Ela: “Pois é, o desapontamento delas deve ser maior ainda”.
Naquele dia uma colega amiga me acompanhou até o carro. E eu decidi, mais tarde, tirar meu adesivo do Lula do carro, pra evitar que ele fosse identificado e, quem sabe, vandalizado. Depois a coisa morreu, felizmente, e eu pude terminar meu curso sem grandes problemas. Se bem que tive de refazer em outra escola todo meu estágio da primeira série porque a professora retratada na crônica (a que me pediu pra descascar um abacaxi – é só isso que eu falo dela!) se recusou a assinar meus documentos de estágio. Ela disse, seriamente, que quase teve de ser internada por uma crise de nervos após a publicação do texto, mas que graças a Deus ganhou a solidariedade de todas as suas colegas, então conseguiu superar este trauma terrível na sua vida. Note que na crônica “Estágio Sabor Abacaxi” não há qualquer menção ao seu nome ou à escola. Mas certamente ela deve ter sido a única professora primária na história da humanidade a fazer uma salada de frutas com seus aluninhos, e por isso a identificação foi tão fácil. Menos de um ano depois de todo esse escândalo, fui fazer o Provão de Pedagogia e reencontrei minhas ex-colegas da Univille. Todas me cumprimentaram como se fossemos grandes amigas. Ao mesmo tempo, a versão que corria era que eu havia sido expulsa da Univille. Não é que eu me transferi pra outra faculdade pra economizar tempo e dinheiro, sabe? Eu fui expulsa! E até compreendo que as turmas quisessem clarificar publicamente, através de cartas de jornal, que eu não representava o grupo. Mas não gostei de ter sido descrita nas cartas das duas turmas como “esse tipo de aluna”. “Esse tipo de aluna” não queria seguir carreira em Pedagogia, mas não atrapalhava ninguém e até ia bem no curso. Me senti levemente vingada quando “esse tipo de aluna” tirou a maior nota de Joinville no Provão de Pedagogia. Ironias do destino. Mas juro que não guardo rancor de ninguém. Sempre que me encontro com ex-colegas de qualquer uma das faculdades, o papo de “Tudo bem? Há quanto tempo! Como vai?” é sincero. Porque imagino que praticamente todas as colegas, individualmente, teriam vergonha daquela reação exagerada a um texto de jornal. O problema é a histeria coletiva. Quando um grupo todo se junta, sai de baixo. Seria ótimo se esse poder de mobilização fosse usado pro bem, não seria?
21 comentários:
Triste notar, mas brasileiro é o tipo de povo que só se revolta com pouca coisa. Enquanto isso o poder público não faz nenhuma benfeitoria à sociedade e ninguém reage da devida forma. Fazem um show em praça pública e as pessoas esquecem que pagamos os maiores impostos do mundo e não temos nada de qualidade em troca, nem saúde, nem educação, nem segurança, nem limpeza urbana, sem saneamento básico, nada. A ilusão coletiva de que brasileiro é povo honesto e trabalhador é uma das maiores hipocrisias que existem. Só dar uma boa olhada ao nosso redor.

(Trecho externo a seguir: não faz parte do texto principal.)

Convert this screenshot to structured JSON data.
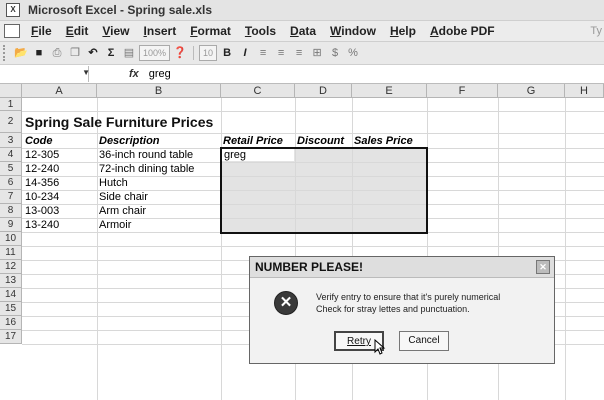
{
  "window": {
    "title": "Microsoft Excel - Spring sale.xls"
  },
  "menu": {
    "items": [
      "File",
      "Edit",
      "View",
      "Insert",
      "Format",
      "Tools",
      "Data",
      "Window",
      "Help",
      "Adobe PDF"
    ],
    "overflow_text": "Ty"
  },
  "toolbar": {
    "zoom": "100%",
    "font_size": "10",
    "bold": "B",
    "italic": "I",
    "sum": "Σ",
    "currency": "$",
    "percent": "%"
  },
  "formula_bar": {
    "fx_label": "fx",
    "value": "greg"
  },
  "sheet": {
    "columns": [
      "A",
      "B",
      "C",
      "D",
      "E",
      "F",
      "G",
      "H"
    ],
    "rows": [
      "1",
      "2",
      "3",
      "4",
      "5",
      "6",
      "7",
      "8",
      "9",
      "10",
      "11",
      "12",
      "13",
      "14",
      "15",
      "16",
      "17"
    ],
    "title": "Spring Sale Furniture Prices",
    "headers": {
      "code": "Code",
      "description": "Description",
      "retail": "Retail Price",
      "discount": "Discount",
      "sales": "Sales Price"
    },
    "data": [
      {
        "code": "12-305",
        "description": "36-inch round table"
      },
      {
        "code": "12-240",
        "description": "72-inch dining table"
      },
      {
        "code": "14-356",
        "description": "Hutch"
      },
      {
        "code": "10-234",
        "description": "Side chair"
      },
      {
        "code": "13-003",
        "description": "Arm chair"
      },
      {
        "code": "13-240",
        "description": "Armoir"
      }
    ],
    "active_cell_value": "greg"
  },
  "dialog": {
    "title": "NUMBER PLEASE!",
    "message_line1": "Verify entry to ensure that it's purely numerical",
    "message_line2": "Check for stray lettes and punctuation.",
    "retry_label": "Retry",
    "cancel_label": "Cancel"
  }
}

Não sei se é bem assim, Vitor. Eu me considero brasileira, e participei de várias mobilizações das Diretas Já, em 1984, em SP. E também de passeatas pelo impeachment do Collor, em 92. E como eu não era a única e havia milhares, talvez milhões, de pessoas nesses movimentos, talvez nosso povo não seja tão passivo assim como vc tá dizendo (e não sei até que ponto passividade está relacionada a desonestidade e preguiça). Vc quer que o povo se revolte agora contra o quê? Derrube o governo Lula? O "Cansei" tentou, no ano passado, e não deu muito certo. É difícil exigir que o povo se mobilize se a taxa de aprovação do governo está na casa dos 70%. E ninguém se esquece dos altos impostos e da falta de qualidade de muitos serviços públicos, Vitor. O pessoal, eu inclusa, só acha que a situação tá melhorando.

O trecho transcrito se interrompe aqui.